The U.S. health care system is far and away the most expensive in the world. And there is a fast-rising demand for workers in the field. So, it seems reasonable to conclude that all critical health care jobs pay good wages.
Sue Williams-Ward knows better.
Williams-Ward has spent nearly 30 years as a home care worker in Indiana. For every client she helps bathe, use the bathroom, and take their medication, she serves as the last line of defense in their quest to live in their preferred surroundings. Williams-Ward loves talking about helping clients regain independence and re-establish their ties in the community. She takes clients who are interested to a weekly Bible study, and she pulls others together into a choir that sings in area churches.
“Every client I have needs somebody in their life,” she says. “I do it because I care. You know I don’t do it because of the money. Because the pay is ridiculous.”
For the two million home care workers in the U.S. like Williams-Ward, that pay averages just over $11 per hour, well below a poverty wage in most communities. More than half of home care workers are paid so little they have to rely on public assistance.
Helping clients in and out of bed and navigating the tasks of getting dressed and cleaned up is often hard labor. Williams-Ward recently suffered a back injury on the job and had to stop taking clients who need lifting. But few employers in the field offer health insurance, and the low wages often mean workers are unable to afford the premiums and deductibles that sometimes accompany health care available under the Affordable Care Act.

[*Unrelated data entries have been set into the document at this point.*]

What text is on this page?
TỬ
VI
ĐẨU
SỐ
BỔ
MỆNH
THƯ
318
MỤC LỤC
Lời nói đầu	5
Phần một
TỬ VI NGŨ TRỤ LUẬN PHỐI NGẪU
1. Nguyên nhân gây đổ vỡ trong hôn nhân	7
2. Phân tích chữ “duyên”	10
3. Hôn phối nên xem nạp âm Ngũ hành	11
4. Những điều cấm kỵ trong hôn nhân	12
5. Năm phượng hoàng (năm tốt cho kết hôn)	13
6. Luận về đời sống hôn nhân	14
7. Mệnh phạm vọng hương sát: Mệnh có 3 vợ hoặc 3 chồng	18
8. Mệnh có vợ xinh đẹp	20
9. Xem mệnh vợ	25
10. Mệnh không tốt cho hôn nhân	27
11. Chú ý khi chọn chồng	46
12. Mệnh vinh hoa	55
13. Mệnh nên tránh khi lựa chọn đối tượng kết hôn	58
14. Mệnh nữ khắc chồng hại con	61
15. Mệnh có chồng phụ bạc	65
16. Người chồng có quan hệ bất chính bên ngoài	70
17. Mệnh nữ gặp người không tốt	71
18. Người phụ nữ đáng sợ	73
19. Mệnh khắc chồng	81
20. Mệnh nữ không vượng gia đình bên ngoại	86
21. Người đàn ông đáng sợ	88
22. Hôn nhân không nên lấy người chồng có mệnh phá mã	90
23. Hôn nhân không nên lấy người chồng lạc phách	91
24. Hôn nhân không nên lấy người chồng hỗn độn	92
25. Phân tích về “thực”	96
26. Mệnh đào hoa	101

Nearly 9 of every 10 home care workers don’t get sick days or paid time off. This means that those who provide hands-on care for others often go without care themselves.
Viewed in purely economic terms, this struggle is puzzling. The baby boomer generation is reaching senior status, and the vast majority of Americans prefer to “age in place” rather than move to a nursing home. Home care is far less expensive than institutional care. So, amid all of the hand-wringing about automation replacing U.S. workers, there is a huge demand for real, live humans to provide home care. The Bureau of Labor Statistics ranks it the third fastest-growing occupation in the country.
The lesson from Economics 101 is clear: rising demand and scarcity of workers should be leading to higher wages. But, when it comes to home care workers, the market’s invisible hand is shackled by some of our nation’s ugliest and most enduring flaws. Home care workers are predominately persons of color, the vast majority are women, and many are immigrants. Overall, women of color earn less than 60 cents for every dollar white men make. When those women go to work caring for our must vulnerable family members, race and gender pay disparities are on full display.
So is the legacy of slavery. Southern congressmen ensured that the National Labor Relations Act of 1935 and the Fair Labor Standards Act of 1938 excluded the African-American farmworkers and domestic workers that white southern property owners relied on. That put union organizing off limits for those workers, along with minimum wage and overtime protections.
Eighty years later, these workers have still not caught up. Changes to the law in the 1970s and during the Obama administration extended wage protections to some home care workers, but others that could be categorized as “companions” are still left out. Many home care workers are not protected by the anti-discrimination provisions of the federal Civil Rights Act, because it does not cover employees unless their workplace includes less than 15 employees.
Yet, some Americans do make a healthy profit from home health care. “The companies are getting plenty of money for doing very little, but those of us who are providing the care aren’t,” Williams-Ward says.
Indeed, most home care workers are employed by agencies, some of which siphon off as much as half of what the client or government is paying. Government under-funding of home care is a factor as well. Medicaid is the top payer of home care services, but the rates set at the state level are almost always too low to provide living wages.
The Service Employees International Union (SEIU), National Domestic Workers Alliance, and other advocates are working to change this. Williams-Ward is a member of SEIU, which pushes for higher Medicaid reimbursement rates and a guarantee that most of those fees goes to workers. Home care workers have become leaders in the SEIU-backed Fight for 15 movement for a $15 minimum wage and union rights. Earlier this year, Rep. Pramila Jayapal (D-Wash.) and Sen. Kamala Harris (D-Calif.) introduced the Domestic Workers Bill of Rights Act, a guarantee of federal workplace protection, overtime pay, and paid sick days. Nine states have passed a similar law.
A paycheck that represents a living wage, along with protection from danger and discrimination on the job, are not too much for home care workers to ask for, says Williams-Ward.
“We are taking care of people’s loved ones,” she says. “They prefer to be at home, and our care is necessary for them to stay there. We give our all for our clients, and we deserve to be treated well, too.”